High-potency statins but not all statins decrease the risk of new-onset osteoporotic fractures: a nationwide population-based longitudinal cohort study.Clin Epidemiol. 2018; 10:159-165.CE
Statins have been linked to new-onset osteoporotic fractures (NOFs), and different statins may alter the risk for the development of NOFs.
In this study, we investigated the association between different statins and the development of NOFs.
Patients and methods
This was a longitudinal cohort study performed using data from claim forms submitted to the Taiwan Bureau of National Health Insurance, including case patients with NOFs from January 2004 to December 2013 and non-NOF subjects. We estimated the hazard ratios (HRs) of NOFs associated with statin use. Nonuser subjects served as the reference group.

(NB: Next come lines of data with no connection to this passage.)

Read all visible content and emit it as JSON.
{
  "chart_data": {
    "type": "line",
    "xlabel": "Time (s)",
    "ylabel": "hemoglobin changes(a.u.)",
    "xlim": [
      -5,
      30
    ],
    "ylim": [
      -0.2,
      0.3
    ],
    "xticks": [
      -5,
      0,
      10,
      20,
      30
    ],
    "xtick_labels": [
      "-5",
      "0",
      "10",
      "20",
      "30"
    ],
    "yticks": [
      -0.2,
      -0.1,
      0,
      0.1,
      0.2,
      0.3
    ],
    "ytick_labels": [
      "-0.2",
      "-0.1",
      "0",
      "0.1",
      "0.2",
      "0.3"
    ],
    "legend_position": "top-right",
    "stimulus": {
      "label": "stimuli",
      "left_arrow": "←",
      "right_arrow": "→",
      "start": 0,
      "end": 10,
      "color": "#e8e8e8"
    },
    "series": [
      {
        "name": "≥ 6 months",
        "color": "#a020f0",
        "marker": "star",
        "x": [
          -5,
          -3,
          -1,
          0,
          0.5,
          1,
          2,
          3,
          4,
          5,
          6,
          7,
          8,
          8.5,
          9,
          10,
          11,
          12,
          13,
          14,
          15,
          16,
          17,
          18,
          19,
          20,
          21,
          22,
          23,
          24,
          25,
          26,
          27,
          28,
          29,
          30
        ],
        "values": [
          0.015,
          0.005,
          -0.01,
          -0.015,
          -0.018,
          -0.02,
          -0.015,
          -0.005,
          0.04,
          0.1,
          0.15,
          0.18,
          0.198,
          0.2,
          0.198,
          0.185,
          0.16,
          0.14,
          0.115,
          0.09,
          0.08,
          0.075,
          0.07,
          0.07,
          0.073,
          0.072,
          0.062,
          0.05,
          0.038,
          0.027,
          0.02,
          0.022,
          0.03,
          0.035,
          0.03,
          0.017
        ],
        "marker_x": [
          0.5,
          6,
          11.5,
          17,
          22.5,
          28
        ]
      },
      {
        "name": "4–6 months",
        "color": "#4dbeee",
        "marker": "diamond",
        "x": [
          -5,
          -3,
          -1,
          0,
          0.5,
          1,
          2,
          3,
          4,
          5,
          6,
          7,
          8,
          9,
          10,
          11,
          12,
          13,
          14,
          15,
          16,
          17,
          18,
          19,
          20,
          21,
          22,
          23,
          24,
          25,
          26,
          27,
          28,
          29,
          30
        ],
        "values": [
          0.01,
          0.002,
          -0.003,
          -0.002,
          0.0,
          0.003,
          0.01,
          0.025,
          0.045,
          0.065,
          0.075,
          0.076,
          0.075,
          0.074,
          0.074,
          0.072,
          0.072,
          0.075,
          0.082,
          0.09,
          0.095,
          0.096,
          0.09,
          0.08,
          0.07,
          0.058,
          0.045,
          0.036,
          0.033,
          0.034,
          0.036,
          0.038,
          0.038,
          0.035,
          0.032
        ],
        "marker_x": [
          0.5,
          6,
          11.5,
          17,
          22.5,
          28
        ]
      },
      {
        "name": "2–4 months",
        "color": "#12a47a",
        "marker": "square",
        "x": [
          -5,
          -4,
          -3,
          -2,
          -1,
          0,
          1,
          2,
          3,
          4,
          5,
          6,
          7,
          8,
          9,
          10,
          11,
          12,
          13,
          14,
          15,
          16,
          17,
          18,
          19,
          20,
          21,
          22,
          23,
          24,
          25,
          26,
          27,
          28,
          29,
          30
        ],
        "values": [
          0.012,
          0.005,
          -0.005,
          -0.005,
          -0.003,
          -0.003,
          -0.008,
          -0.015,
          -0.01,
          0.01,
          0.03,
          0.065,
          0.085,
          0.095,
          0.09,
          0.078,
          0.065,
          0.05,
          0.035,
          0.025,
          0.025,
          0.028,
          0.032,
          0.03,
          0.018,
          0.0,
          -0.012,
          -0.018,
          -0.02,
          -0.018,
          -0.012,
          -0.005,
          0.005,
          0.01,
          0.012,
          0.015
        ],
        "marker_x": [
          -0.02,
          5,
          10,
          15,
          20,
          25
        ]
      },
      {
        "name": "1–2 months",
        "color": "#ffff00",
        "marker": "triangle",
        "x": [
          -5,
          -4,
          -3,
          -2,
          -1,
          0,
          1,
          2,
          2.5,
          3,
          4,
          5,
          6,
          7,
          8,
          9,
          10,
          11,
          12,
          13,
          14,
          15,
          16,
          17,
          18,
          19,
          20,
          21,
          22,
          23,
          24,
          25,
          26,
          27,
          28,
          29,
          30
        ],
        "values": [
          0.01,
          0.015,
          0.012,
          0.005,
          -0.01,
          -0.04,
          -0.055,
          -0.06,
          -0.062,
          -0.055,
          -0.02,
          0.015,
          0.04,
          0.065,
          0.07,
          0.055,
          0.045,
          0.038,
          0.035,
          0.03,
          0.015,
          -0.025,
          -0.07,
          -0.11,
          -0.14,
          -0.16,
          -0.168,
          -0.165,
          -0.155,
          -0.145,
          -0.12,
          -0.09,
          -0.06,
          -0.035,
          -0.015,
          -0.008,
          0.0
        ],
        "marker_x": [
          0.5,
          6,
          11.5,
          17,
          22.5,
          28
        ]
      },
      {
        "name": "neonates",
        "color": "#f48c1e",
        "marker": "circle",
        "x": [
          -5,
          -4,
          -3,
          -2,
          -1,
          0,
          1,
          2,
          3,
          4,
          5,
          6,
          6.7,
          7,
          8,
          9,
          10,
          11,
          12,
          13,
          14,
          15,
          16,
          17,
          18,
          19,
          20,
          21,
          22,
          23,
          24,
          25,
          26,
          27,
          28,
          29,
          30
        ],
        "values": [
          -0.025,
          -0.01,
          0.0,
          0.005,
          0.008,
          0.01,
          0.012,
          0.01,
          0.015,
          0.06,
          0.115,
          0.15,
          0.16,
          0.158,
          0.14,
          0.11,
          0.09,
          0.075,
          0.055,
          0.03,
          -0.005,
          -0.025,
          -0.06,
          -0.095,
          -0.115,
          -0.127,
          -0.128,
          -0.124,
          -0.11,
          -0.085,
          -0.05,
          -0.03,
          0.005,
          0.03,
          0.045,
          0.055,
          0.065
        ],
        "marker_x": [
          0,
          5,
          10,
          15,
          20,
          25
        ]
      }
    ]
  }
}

A total of 44,405 patients with NOFs were identified from among 170,533 patients with hyperlipidemia during the study period. The risk of developing NOFs after adjusting for age, sex, comorbidities, and concurrent medication use was lower among users of atorvastatin (HR, 0.77; 95% CI, 0.71-0.84) and rosuvastatin (HR, 0.72; 95% CI, 0.64-0.81) than among simvastatin users. Lovastatin, pravastatin, fluvastatin, and pitavastatin were not associated with the risk of developing NOFs compared with simvastatin users.
This study supports previous reports regarding a beneficial effect of statin use and NOF risk, but not all statins. Patients taking atorvastatin or rosuvastatin were at lower risk of developing NOFs compared with simvastatin users during the 10-year follow-up. Other statins such as pravastatin, fluvastatin, lovastatin, and pitavastatin were not associated with NOFs. This study also highlighted that high-potency statin has a dose-response effect on lower NOF risk.